Religious places have this. Maybe it’s because a peaceful space is required for mortals to dialogue with their God. Perhaps God doesn’t scream or yell. Rather, the Higher Being speaks in a still small voice. It’s hard to hear someone in the thick of noise. It’s hard to hear yourself. Most people would find that as soon as they sit into a comforting environment, the first physiological response is a sigh; a discharge of anxiety stored in the body. This form of relief is not just for the religious, but also for people who do not belong to a formal religion. Thomas Merton once said that when we truly come into contact with God, we come into contact with our Self. And when we come into contact with our Self, we also get to know God. Even a walk in a park, coming into contact with nature, has a causal effect of soothing the mind and body. I must admit, up until recently, I have not visited the Botanic Gardens[ provide link] since my childhood. I was shocked to find this haven, tucked just about three bus-stops away from the City.
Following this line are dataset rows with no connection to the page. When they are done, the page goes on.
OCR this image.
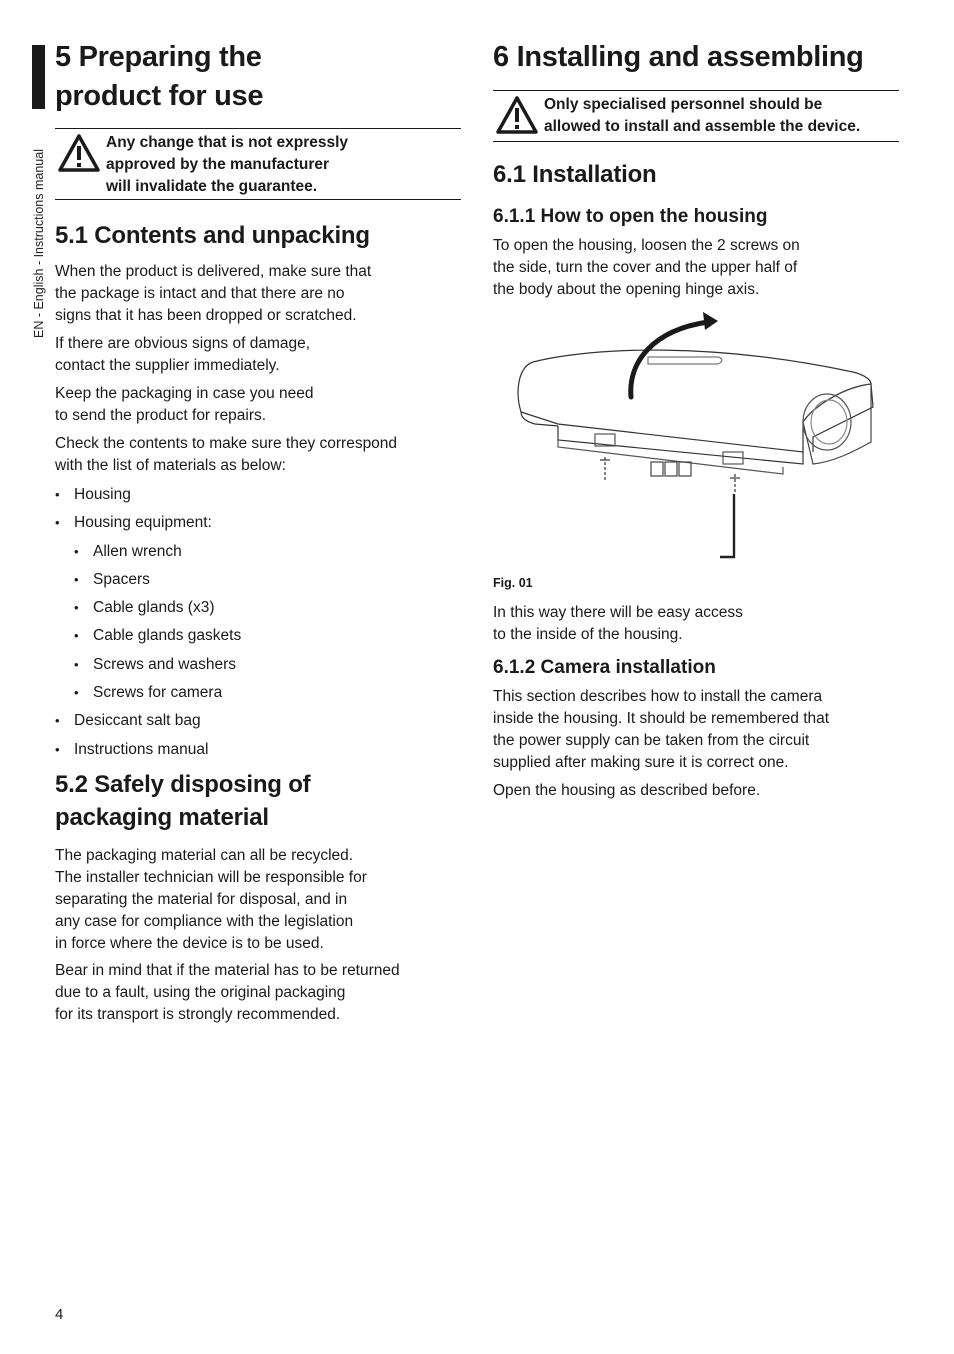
EN - English - Instructions manual
5 Preparing the
product for use
Any change that is not expressly
approved by the manufacturer
will invalidate the guarantee.
5.1 Contents and unpacking

When the product is delivered, make sure that
the package is intact and that there are no
signs that it has been dropped or scratched.

If there are obvious signs of damage,
contact the supplier immediately.

Keep the packaging in case you need
to send the product for repairs.

Check the contents to make sure they correspond
with the list of materials as below:

• Housing
• Housing equipment:
• Allen wrench
• Spacers
• Cable glands (x3)
• Cable glands gaskets
• Screws and washers
• Screws for camera
• Desiccant salt bag
• Instructions manual
5.2 Safely disposing of
packaging material

The packaging material can all be recycled.
The installer technician will be responsible for
separating the material for disposal, and in
any case for compliance with the legislation
in force where the device is to be used.

Bear in mind that if the material has to be returned
due to a fault, using the original packaging
for its transport is strongly recommended.

6 Installing and assembling
Only specialised personnel should be
allowed to install and assemble the device.
6.1 Installation
6.1.1 How to open the housing

To open the housing, loosen the 2 screws on
the side, turn the cover and the upper half of
the body about the opening hinge axis.

Fig. 01

In this way there will be easy access
to the inside of the housing.

6.1.2 Camera installation

This section describes how to install the camera
inside the housing. It should be remembered that
the power supply can be taken from the circuit
supplied after making sure it is correct one.

Open the housing as described before.

4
The contact with the greenery, as well as the the calm that it left me with, appealed my family and I to make it a point to come here more routinely.
We must find places that we can call Sacred. Secular spaces can become sacred if the conditions are fitting. Often times, this place provides a sense of safety and comfort. It does not not demand anything of you. You are likely to feel a sense of easing in. Someone once told me that he found this type of space in the flight of stairs in a block of flats adjacent to the one that he lived in. Covered in dim-light and seated on concrete steps, he can afford to just be.
We need a personal space. The impact is universal.